While most colleges offering English journalism in DU closed their admissions at high cut-off, seats in Hindi journalism remained vacant requiring average marks Despite Hindi media bustling in India, there are not many takers for Hindi Journalism in Delhi University (DU). This can be gauged by the disparity in cut-off marks in English and Hindi journalism courses since English journalism course, continues to see a surge of students. The first cut-offs for English and Hindi journalism witnessed a huge margin and the seventh cut-off did not change much. The highest first cut-off for BA (Hons) Journalism was 98.5% by Delhi College of Arts and Commerce (DCAC), whereas the Dr Bhim Rao Ambedkar College released the highest first cut-off for BA (Hons) Hindi Journalism at 86%. While admissions in most of the colleges offering English journalism were closed with high cut-offs in the 90s, the four colleges offering Hindi journalism – Aditi Mahavidyalaya, Dr Bhim Rao Ambedkar, Ram Lal Anand, Sri Guru Nanak Dev Khalsa – were accepting students even after seventh cut-off.
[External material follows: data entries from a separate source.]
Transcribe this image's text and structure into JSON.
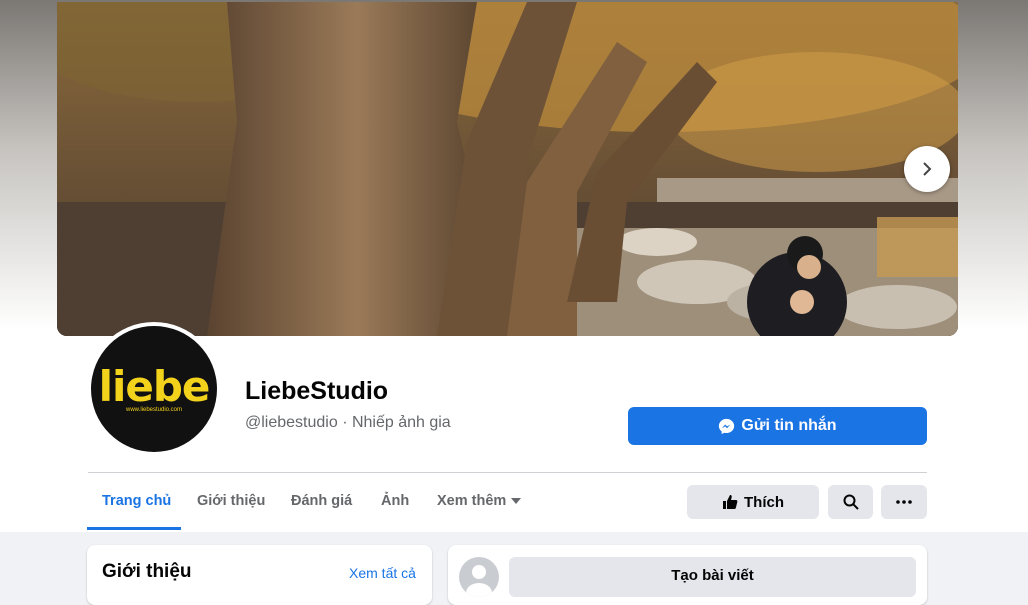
{
  "page": {
    "name": "LiebeStudio",
    "handle_category": "@liebestudio · Nhiếp ảnh gia"
  },
  "logo": {
    "text": "liebe",
    "url": "www.liebestudio.com"
  },
  "actions": {
    "message_label": "Gửi tin nhắn",
    "like_label": "Thích"
  },
  "tabs": [
    {
      "label": "Trang chủ",
      "active": true
    },
    {
      "label": "Giới thiệu",
      "active": false
    },
    {
      "label": "Đánh giá",
      "active": false
    },
    {
      "label": "Ảnh",
      "active": false
    },
    {
      "label": "Xem thêm",
      "active": false
    }
  ],
  "intro": {
    "title": "Giới thiệu",
    "see_all": "Xem tất cả"
  },
  "composer": {
    "placeholder": "Tạo bài viết"
  },
  "colors": {
    "accent": "#1b74e4",
    "logo_yellow": "#f3d21c"
  },
  "icons": [
    "messenger-icon",
    "thumbs-up-icon",
    "search-icon",
    "more-icon",
    "chevron-right-icon",
    "caret-down-icon"
  ]
}
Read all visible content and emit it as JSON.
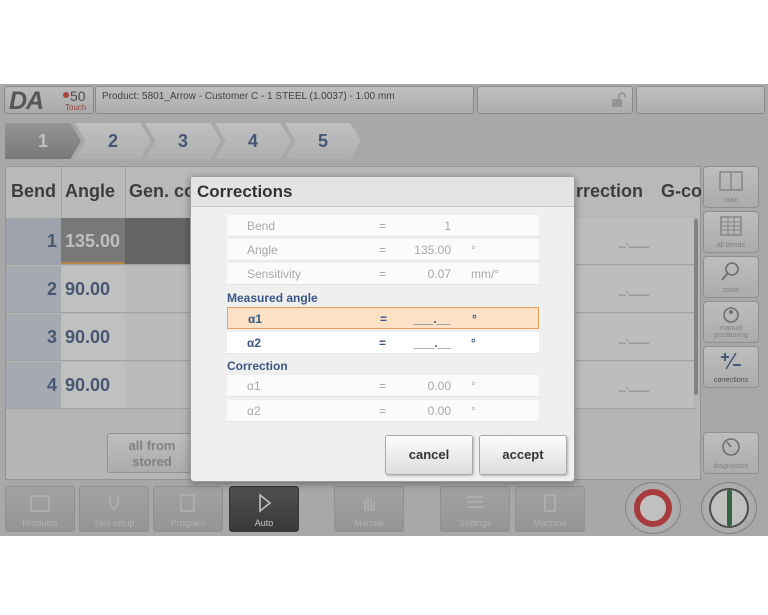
{
  "header": {
    "logo_text": "DA",
    "logo_model": "50",
    "logo_sub": "Touch",
    "product": "Product: 5801_Arrow - Customer C - 1 STEEL (1.0037) - 1.00 mm"
  },
  "steps": [
    "1",
    "2",
    "3",
    "4",
    "5"
  ],
  "table": {
    "headers": {
      "bend": "Bend",
      "angle": "Angle",
      "gen": "Gen. co",
      "correction": "rrection",
      "gc": "G-co"
    },
    "rows": [
      {
        "bend": "1",
        "angle": "135.00",
        "correction": "_.___"
      },
      {
        "bend": "2",
        "angle": "90.00",
        "correction": "_.___"
      },
      {
        "bend": "3",
        "angle": "90.00",
        "correction": "_.___"
      },
      {
        "bend": "4",
        "angle": "90.00",
        "correction": "_.___"
      }
    ],
    "all_from_stored": "all from stored"
  },
  "sidebar": [
    {
      "name": "main",
      "label": "main"
    },
    {
      "name": "all-bends",
      "label": "all bends"
    },
    {
      "name": "zoom",
      "label": "zoom"
    },
    {
      "name": "manual-positioning",
      "label": "manual positioning"
    },
    {
      "name": "corrections",
      "label": "corrections"
    },
    {
      "name": "diagnostics",
      "label": "diagnostics"
    }
  ],
  "bottom_nav": [
    {
      "name": "products",
      "label": "Products"
    },
    {
      "name": "tool-setup",
      "label": "Tool setup"
    },
    {
      "name": "program",
      "label": "Program"
    },
    {
      "name": "auto",
      "label": "Auto"
    },
    {
      "name": "manual",
      "label": "Manual"
    },
    {
      "name": "settings",
      "label": "Settings"
    },
    {
      "name": "machine",
      "label": "Machine"
    }
  ],
  "dialog": {
    "title": "Corrections",
    "rows": [
      {
        "label": "Bend",
        "eq": "=",
        "value": "1",
        "unit": ""
      },
      {
        "label": "Angle",
        "eq": "=",
        "value": "135.00",
        "unit": "°"
      },
      {
        "label": "Sensitivity",
        "eq": "=",
        "value": "0.07",
        "unit": "mm/°"
      }
    ],
    "measured_title": "Measured angle",
    "measured": [
      {
        "label": "α1",
        "eq": "=",
        "value": "___.__",
        "unit": "°"
      },
      {
        "label": "α2",
        "eq": "=",
        "value": "___.__",
        "unit": "°"
      }
    ],
    "correction_title": "Correction",
    "correction": [
      {
        "label": "α1",
        "eq": "=",
        "value": "0.00",
        "unit": "°"
      },
      {
        "label": "α2",
        "eq": "=",
        "value": "0.00",
        "unit": "°"
      }
    ],
    "cancel": "cancel",
    "accept": "accept"
  },
  "colors": {
    "accent_blue": "#3a5685",
    "focus_orange": "#e6a15a",
    "stop_red": "#d92a2a",
    "start_green": "#1f6b34"
  }
}
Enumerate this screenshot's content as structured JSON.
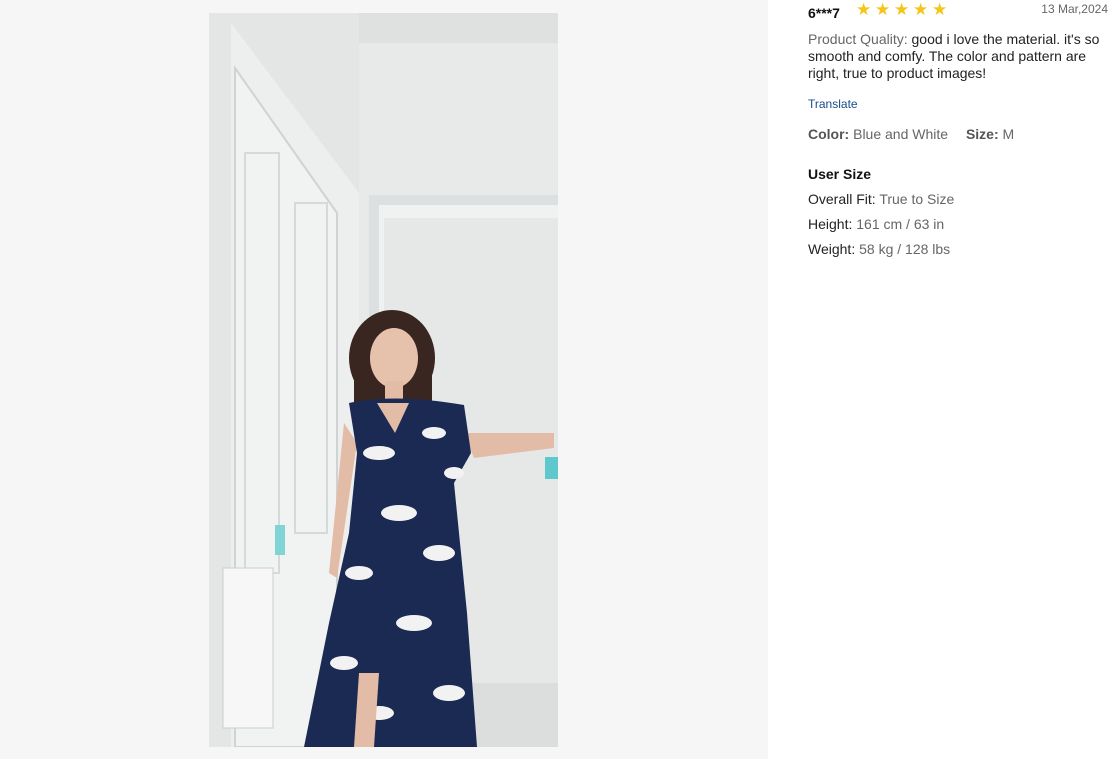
{
  "review": {
    "user": "6***7",
    "rating": 5,
    "date": "13 Mar,2024",
    "quality_label": "Product Quality:",
    "quality_text": "good i love the material. it's so smooth and comfy. The color and pattern are right, true to product images!",
    "translate": "Translate",
    "color_label": "Color:",
    "color_value": "Blue and White",
    "size_label": "Size:",
    "size_value": "M"
  },
  "user_size": {
    "title": "User Size",
    "fit_label": "Overall Fit:",
    "fit_value": "True to Size",
    "height_label": "Height:",
    "height_value": "161 cm / 63 in",
    "weight_label": "Weight:",
    "weight_value": "58 kg / 128 lbs"
  },
  "colors": {
    "star": "#f5c518",
    "link": "#1a4c8c"
  }
}
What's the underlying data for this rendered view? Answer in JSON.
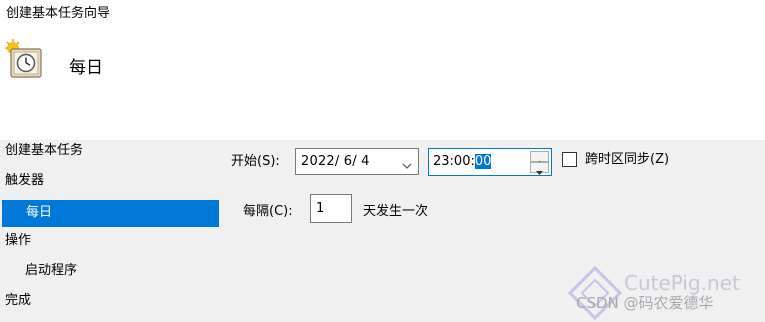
{
  "window": {
    "title": "创建基本任务向导"
  },
  "header": {
    "icon": "scheduled-task-clock-icon",
    "title": "每日"
  },
  "sidebar": {
    "items": [
      {
        "label": "创建基本任务"
      },
      {
        "label": "触发器"
      },
      {
        "label": "每日",
        "selected": true
      },
      {
        "label": "操作"
      },
      {
        "label": "启动程序"
      },
      {
        "label": "完成"
      }
    ]
  },
  "form": {
    "start_label": "开始(S):",
    "date_value": "2022/  6/  4",
    "time_value_prefix": "23:00:",
    "time_value_selected": "00",
    "sync_timezone_label": "跨时区同步(Z)",
    "sync_timezone_checked": false,
    "recur_label": "每隔(C):",
    "recur_value": "1",
    "recur_suffix": "天发生一次"
  },
  "watermark": {
    "site": "CutePig.net",
    "csdn": "CSDN @码农爱德华"
  },
  "colors": {
    "accent": "#0078d7",
    "panel": "#f0f0f0"
  }
}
Rakesh Kumar, associate professor and co-ordinator of Hindi Journalism, Ram Lal Anand College, blames it on the low popularity of the course among the young generation. “A student must have studied Hindi subject till class XII to be eligible to apply for Hindi Journalism in DU, which is rare as students often opt for other streams such as Science or Commerce. Most often, students from rural areas or small cities opt for the course, hence, the cut-offs are low.” “English has become an aspirational language because of which parents in tier II and III cities do not want their children to pursue Hindi at higher education level and students in metropolitan cities are encouraged to read, write and think in English,” says Aakriti Kohli, assistant professor, Department of Journalism, DCAC. Another reason, says Kumar, is that the Hindi Journalism course runs in the self-financed mode, where there is no dedicated department and the cost of required facilities are not borne by the colleges. “Consequently, the infrastructure for Hindi journalism is inadequate and permanent faculty cannot be hired,” he adds. “If a student aspires to build a career purely in TV journalism or regional newspapers, Hindi offers ample opportunities but parallel options such as public relations, advertising, and corporation communication open up with fluency in English,” adds Kohli.